The process just illustrated is somewhat daunting to say the least. It's completely possible the user may never actually get to the point where they share a file successfully. So maybe, they do the unthinkable, follow the path of least resistance and just give their colleague their username and password.

After all, they can just stop sharing as soon as the file is copied so it's not that big a deal. Maybe.

So let's assume that we've shared out c:\users\mehome\documents\stuff2 for just the "mehome" user. Now neo's buddy in HR copies the file and we just stop sharing the folder. We navigate down to c:\users\mehome\documents and right click on "stuff2". There's nothing called "Stop Sharing" so I can probably do this by selecting "Share..." We'll make a leap and assume that our neophyte makes this logical jump. Here's what we get:



Hmmm...that doesn't look like what I want. Here are the exact sequences of steps I followed:

This is the dialog I see...now. In the interest of being honest, I have to admit that at some point today I saw it come up with a dialog that said "Change Sharing Options" and "Stop Sharing". So being a developer, I wanted to diagnose the problem. I rebooted both machines and shared the directory. Except this time, I never access it. Immediately attempt to remove the share by clicking "Share..." I got the same dialog as above.

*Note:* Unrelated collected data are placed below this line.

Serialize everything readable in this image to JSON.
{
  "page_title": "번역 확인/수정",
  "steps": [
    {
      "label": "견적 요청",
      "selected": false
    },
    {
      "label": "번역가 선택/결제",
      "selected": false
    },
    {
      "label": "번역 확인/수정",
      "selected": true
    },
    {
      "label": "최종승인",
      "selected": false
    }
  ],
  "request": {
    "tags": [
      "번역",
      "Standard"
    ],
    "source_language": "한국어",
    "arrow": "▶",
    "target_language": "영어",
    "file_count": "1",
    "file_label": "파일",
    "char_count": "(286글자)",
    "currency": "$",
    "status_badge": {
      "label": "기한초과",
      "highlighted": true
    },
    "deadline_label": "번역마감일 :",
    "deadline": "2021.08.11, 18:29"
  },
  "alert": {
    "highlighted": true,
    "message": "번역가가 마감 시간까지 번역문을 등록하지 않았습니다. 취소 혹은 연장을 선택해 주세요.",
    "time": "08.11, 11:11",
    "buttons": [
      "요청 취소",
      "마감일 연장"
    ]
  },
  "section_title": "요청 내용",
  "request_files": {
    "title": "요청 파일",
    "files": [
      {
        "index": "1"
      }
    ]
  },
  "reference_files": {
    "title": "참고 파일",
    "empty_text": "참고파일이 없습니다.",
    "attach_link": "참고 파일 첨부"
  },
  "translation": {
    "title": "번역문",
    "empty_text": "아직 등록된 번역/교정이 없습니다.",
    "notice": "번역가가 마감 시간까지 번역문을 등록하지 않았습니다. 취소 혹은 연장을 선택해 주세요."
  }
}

No doubt there is someone at Microsoft who can explain why this happens. There's probably also someone who can explain why when creating a user from a context that clearly requires that user to have a password, they don't provide the option to enter a password. At any rate, I can say for a certainty that in trying to examine the experience a neophyte might encounter, this is what I'm seeing.

We've all been trained that there's a lot we can do by right clicking on something and looking at its properties. So we'll do that for c:\users\mehome\documents\stuff2. We click the sharing tab and here's what we see:



"Not Shared". Didn't I share this directory? As we've seen earlier, we didn't actually share this directory, we shared c:\users so while this is technically accurate, it is confusing to the point of incredulity.

What's the neophyte to do? I know there are options here, but once again, put yourself in the shoes of that person who calls you for tech support. Do they know that they can go to the command prompt and type "net share c:\users /d"?

We'll leave that alone for the time being since there is another option. Let's assume that our intrepid neophyte intuits from the file share they were given when they clicked "Share" that they might be able to stop sharing by right clicking on the c:\users directory. I'd argue that's a bit of a leap, but let's go with it.

Let's go back and right click on c:\users. This is what we get (after they click on the "Sharing" tab when the dialog comes up):



Great. It's pretty clear from this dialog where you go to stop sharing the directory you originally shared as c:\users\mehome\documents\stuff2.

Once again, we'll make a leap and assume that the neophyte clicks on "Advanced Sharing..." even though there is no text that indicates this would have anything whatsoever to do with no longer sharing a directory. Did I mention that we originally shared c:\users\mehome\documents\stuff2 and we right clicked c:\users to get here because there was no other way to stop sharing the directory?

Okay, so we click "Advanced Sharing..." and press Confirm on the UAC prompt. We get this dialog:



It's pretty obvious that we can stop sharing this folder by removing the check from "Share this folder". I'd argue that it's unlikely the neophyte would ever get here, but at least once they're here they can figure out what to do. Okay, so the directory is no longer shared and we're safe even though we let that guy in HR have our credentials.

Conclusion:

Isn't it great that Vista has finally made networking so easy?